Yeux, doués du pouvoir d’attraction ; couleur, variée, complexe, et…

— On croirait que le pauvre homme est devenu fou, avec ses yeux et ses couleurs, s’écria, d’un ton mécontent, le Trappeur, qui commençait à voir avec inquiétude tant de temps s’écouler avant que ses compagnons fussent à l’abri de tous les yeux dans l’épaisseur du bois. S’il y a quelque reptile dans les buissons, faites-le moi voir, et s’il refuse de nous céder la place tranquillement, nous verrons qui sera le maître.

— Là, dit le docteur en lui montrant entre les arbres un buisson épais à environ cinquante pas de l’endroit où ils étaient.

Le Trappeur, avec l’air du plus grand calme, porta les yeux du côté qui lui était indiqué ; mais dès que ses regards exercés eurent aperçu l’objet qui avait confondu toutes les connaissances du naturaliste, il tressaillit lui-même, dirigea le canon de son fusil en avant, et le remit à l’instant même sur son épaule, comme si une seconde pensée l’eût convaincu qu’il avait eu tort de céder à la première.

Ces deux mouvements, l’un de précipitation, l’autre de prudence, n’étaient pas sans motif suffisant. Sur le bord du bosquet, et en contact avec la terre, on voyait une espèce de boule animée dont l’aspect pouvait justifier le désordre qui régnait dans l’esprit du docteur. Il serait difficile de décrire la forme et les couleurs de cette masse organisée extraordinaire ; on peut seulement dire, en termes généraux, quelle était de forme presque sphérique, et qu’elle présentait toutes les couleurs de l’arc-en-ciel, mêlées ensemble sans ordre, sans harmonie, et sans dessin qu’on pût distinguer. Les teintes dominantes étaient le noir et un vermillon brillant ; mais des lignes blanches, jaunes et cramoisies, s’y mariaient d’une manière étrange, et comme au hasard. Si c’eût été tout, il aurait été difficile d’affirmer que c’était un être doué de vie, car cet objet, quel qu’il fût, restait aussi immobile qu’une pierre ; mais une paire d’yeux noirs, brillants et mobiles, qui suivaient avec vigilance les moindres mouvements du Trappeur et de son compagnon, établissaient suffisamment le fait important qu’il appartenait au règne animal.

— Votre reptile est un espion, ou je n’entends rien à la peinture et aux ruses des Indiens, dit le vieillard en appuyant la crosse de son fusil sur la terre, et regardant cet objet effrayant avec l’air du plus grand sang-froid. Il croit que nous avons perdu la vue ou la raison ; il voudrait nous faire croire que la tête d’une Peau Rouge est une pierre couverte des feuilles de l’automne, ou il a quelque autre diablerie dans l’esprit.

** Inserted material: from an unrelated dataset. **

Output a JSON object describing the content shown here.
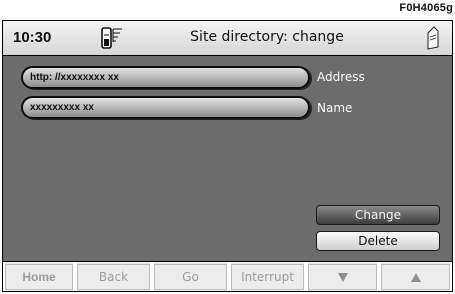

— Ce serait un animal humain ! s’écria le docteur ; il ferait partie du genre homo ! je le croyais d’une espèce inconnue.

— Il est aussi humain et aussi mortel que le sont tous les guerriers de ces Prairies, dit le Trappeur. J’ai vu le temps où une Peau Rouge aurait fait une grande sottise en osant se montrer ainsi dans son embuscade aux yeux d’un certain chasseur que je pourrais nommer, mais qui est à présent trop vieux et trop près de son terme pour être autre chose qu’un misérable Trappeur. Il est pourtant à propos de lui parler et de lui apprendre qu’il a affaire à des hommes qui ont de la barbe au menton. — Holà, l’ami ! s’écria-t-il dans la langue des Dahcotahs, sortez de votre cachette ; il y a encore place sur la Prairie pour un guerrier de plus.

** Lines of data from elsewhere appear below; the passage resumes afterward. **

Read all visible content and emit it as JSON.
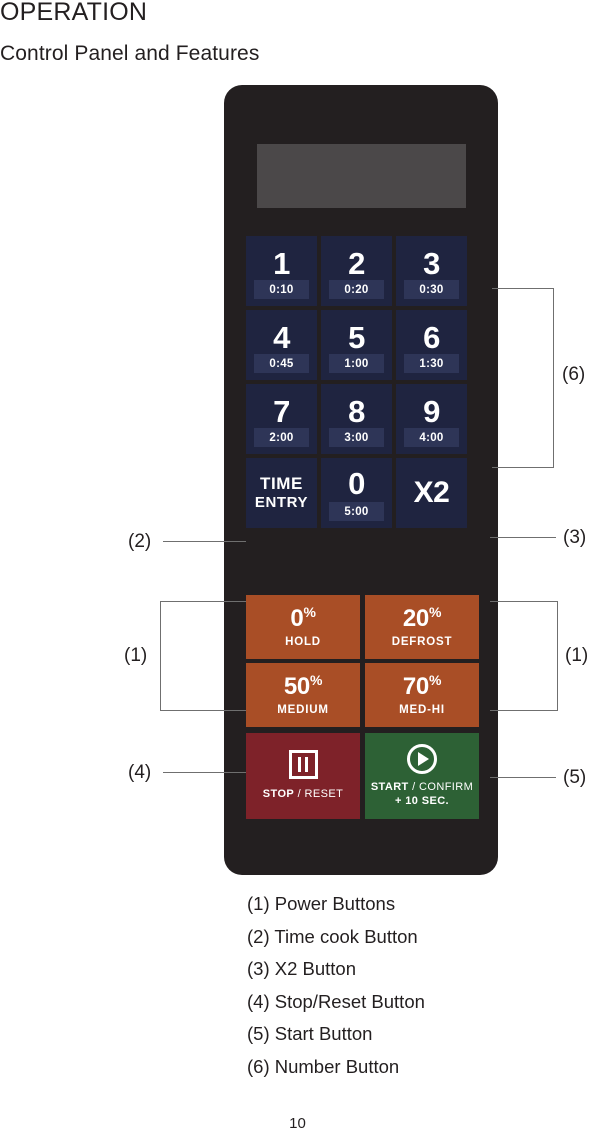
{
  "headings": {
    "title": "OPERATION",
    "subtitle": "Control Panel and Features"
  },
  "panel": {
    "display_label": "",
    "keypad": [
      [
        {
          "digit": "1",
          "time": "0:10"
        },
        {
          "digit": "2",
          "time": "0:20"
        },
        {
          "digit": "3",
          "time": "0:30"
        }
      ],
      [
        {
          "digit": "4",
          "time": "0:45"
        },
        {
          "digit": "5",
          "time": "1:00"
        },
        {
          "digit": "6",
          "time": "1:30"
        }
      ],
      [
        {
          "digit": "7",
          "time": "2:00"
        },
        {
          "digit": "8",
          "time": "3:00"
        },
        {
          "digit": "9",
          "time": "4:00"
        }
      ]
    ],
    "bottom_row": {
      "time_entry_line1": "TIME",
      "time_entry_line2": "ENTRY",
      "zero_digit": "0",
      "zero_time": "5:00",
      "x2_label": "X2"
    },
    "power_buttons": [
      [
        {
          "percent": "0",
          "symbol": "%",
          "sub": "HOLD"
        },
        {
          "percent": "20",
          "symbol": "%",
          "sub": "DEFROST"
        }
      ],
      [
        {
          "percent": "50",
          "symbol": "%",
          "sub": "MEDIUM"
        },
        {
          "percent": "70",
          "symbol": "%",
          "sub": "MED-HI"
        }
      ]
    ],
    "stop_button": {
      "label_bold": "STOP",
      "label_sep": " / ",
      "label_light": "RESET"
    },
    "start_button": {
      "label_bold": "START",
      "label_sep": " / ",
      "label_light": "CONFIRM",
      "label_line2": "+ 10 SEC."
    }
  },
  "callouts": {
    "c1_left": "(1)",
    "c1_right": "(1)",
    "c2": "(2)",
    "c3": "(3)",
    "c4": "(4)",
    "c5": "(5)",
    "c6": "(6)"
  },
  "legend": [
    "(1) Power Buttons",
    "(2) Time cook Button",
    "(3) X2 Button",
    "(4) Stop/Reset Button",
    "(5) Start Button",
    "(6) Number Button"
  ],
  "page_number": "10",
  "colors": {
    "panel_body": "#231f20",
    "display": "#4b4849",
    "number_key": "#1f2440",
    "number_key_badge": "#2e3557",
    "power_key": "#a94e26",
    "stop_key": "#7e2229",
    "start_key": "#2d6135",
    "text_on_key": "#ffffff",
    "leader_line": "#6f6f6f"
  }
}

Les yeux parurent briller d’un nouvel éclat, mais la masse, qui, suivant l’opinion du Trappeur, n’était autre chose qu’une tête d’homme, dont les cheveux avaient été coupés suivant la coutume des guerriers de l’occident, continua à rester sans mouvement et ne donna aucun signe de vie.

— C’est une méprise ! s’écria le docteur ; l’animal n’est pas même de la classe des mammalia ; encore bien moins un homme.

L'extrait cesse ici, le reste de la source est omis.